Die wichtigsten Abnehmer waren und sind auch heute noch zwei große Möbelhäuser. Sie halten aber auch Ausschau nach kleinen, feinen Partnern. „Wir kalkulieren unsere Produkte gut und ehrlich, die Rabatte sollen im Rahmen sein. Denn wenn wir als Produzenten nichts mehr verdienen, dann können wir nicht überleben. Wir sehen unsere Kunden und unsere Lieferanten auf Augenhöhe. Es geht nicht, dass wir gewinnen und die anderen verlieren, sonst verlieren am Ende alle. Wir sitzen gemeinsam in einem Boot und müssen zukunftsweisend agieren“, meinen die beiden unisono.


Interview mit mit den Inhaberinnen Elke und Ariane Obertautsch

Elky
© Peter Just Elke Obertautsch führt den Familienbetrieb seit 1994 gemeinsam mit ihrer Tochter Ariane Ober­tautsch am Standort in St. Michael ob Bleiburg.

Was macht erfolgreich gelebtes Unternehmertum aus?

Elke Obertautsch: Erfolgreiches Unternehmertum zeigt sich dadurch, dass die Begeisterung niemals erlischt und dass man seinen Visionen treu bleibt. Und dass man etwas produziert, das einen Wert hat, das nicht nur
dem Produzenten, sondern auch dem Konsumenten etwas bringt. 

Ariane Obertautsch: Jeder, der beteiligt ist, sollte etwas davon haben.

Warum sind Unternehmerpersönlichkeiten wichtig für eine Region?

Elke Obertautsch: Unternehmer sind Vorbilder und es ist wichtig, dass man sich in einem Betrieb  gegenseitig anspornt. Zu uns kommen auch immer wieder Schulen und Kindergärten und schauen sich den Betrieb an. Es ist schön mitanzusehen, wie begeis­tert die Kinder von unserer Arbeit sind. Wenn man etwas Gutes macht, dann tut es nicht nur einem selber gut, sondern oft auch einer ganzen Region.

Ariane Obertautsch: Die Motivation, etwas zu tun und auch daran zu glauben, ist wichtig. Man muss anpacken, damit etwas passiert. Es wird einem nichts in den Schoß gelegt und nichts kommt als Geschenk. Man muss aufstehen und handeln. Wenn man dann dahintersteht, fängt es irgendwann auch an zu fließen.
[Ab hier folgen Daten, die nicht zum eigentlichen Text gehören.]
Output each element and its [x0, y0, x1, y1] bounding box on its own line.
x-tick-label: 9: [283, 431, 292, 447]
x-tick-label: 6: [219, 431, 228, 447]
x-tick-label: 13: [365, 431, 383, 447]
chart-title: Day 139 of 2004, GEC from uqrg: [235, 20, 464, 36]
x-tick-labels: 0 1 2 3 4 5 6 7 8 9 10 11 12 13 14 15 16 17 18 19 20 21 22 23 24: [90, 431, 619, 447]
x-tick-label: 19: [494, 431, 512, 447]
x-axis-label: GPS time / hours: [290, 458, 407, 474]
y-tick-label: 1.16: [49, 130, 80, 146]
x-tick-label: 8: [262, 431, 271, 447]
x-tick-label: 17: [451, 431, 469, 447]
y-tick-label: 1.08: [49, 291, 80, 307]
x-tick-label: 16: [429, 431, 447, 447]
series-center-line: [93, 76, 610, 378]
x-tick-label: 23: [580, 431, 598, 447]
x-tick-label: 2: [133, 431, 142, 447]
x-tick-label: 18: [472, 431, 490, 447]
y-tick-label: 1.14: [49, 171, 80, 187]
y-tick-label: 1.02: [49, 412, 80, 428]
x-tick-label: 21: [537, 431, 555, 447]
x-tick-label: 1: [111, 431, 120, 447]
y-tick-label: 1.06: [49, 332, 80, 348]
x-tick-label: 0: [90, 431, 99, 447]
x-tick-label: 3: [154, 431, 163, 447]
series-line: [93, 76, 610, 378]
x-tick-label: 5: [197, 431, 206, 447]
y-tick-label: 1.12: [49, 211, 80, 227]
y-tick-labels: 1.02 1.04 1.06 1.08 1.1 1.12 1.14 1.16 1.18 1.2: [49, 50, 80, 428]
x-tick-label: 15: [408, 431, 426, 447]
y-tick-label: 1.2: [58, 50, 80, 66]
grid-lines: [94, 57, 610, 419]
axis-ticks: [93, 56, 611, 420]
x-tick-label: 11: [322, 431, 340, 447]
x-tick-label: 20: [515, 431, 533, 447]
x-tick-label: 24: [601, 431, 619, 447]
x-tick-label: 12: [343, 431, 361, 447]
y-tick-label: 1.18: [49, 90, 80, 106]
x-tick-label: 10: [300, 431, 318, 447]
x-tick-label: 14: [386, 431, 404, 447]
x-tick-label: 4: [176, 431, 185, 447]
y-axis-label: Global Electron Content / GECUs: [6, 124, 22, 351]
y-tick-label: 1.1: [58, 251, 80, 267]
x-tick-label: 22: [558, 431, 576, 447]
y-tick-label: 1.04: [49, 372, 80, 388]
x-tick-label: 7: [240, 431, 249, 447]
Was sind die größten Gefahren für einen Familien­betrieb?

Elke Obertautsch: Ich finde einen Familienbetrieb einfach grenz­genial, wenn man sich versteht und sich gegenseitig befruchtet. Wichtig ist, dem anderen die Freiheit zu lassen, die er braucht. Die Gefahr ist vielleicht, dass sich die Alten nicht rechtzeitig zurückziehen. Man muss den anderen achten, sich gegenseitig schätzen und jedem den Raum geben, den er braucht.

Ariane Obertautsch: Es macht uns  unendlich viel Spaß, sinnvolle und nachhaltige Produkte in Umlauf zu bringen. Und das nicht nur des Verkaufens willen, sondern weil es für die Gesellschaft wichtig ist.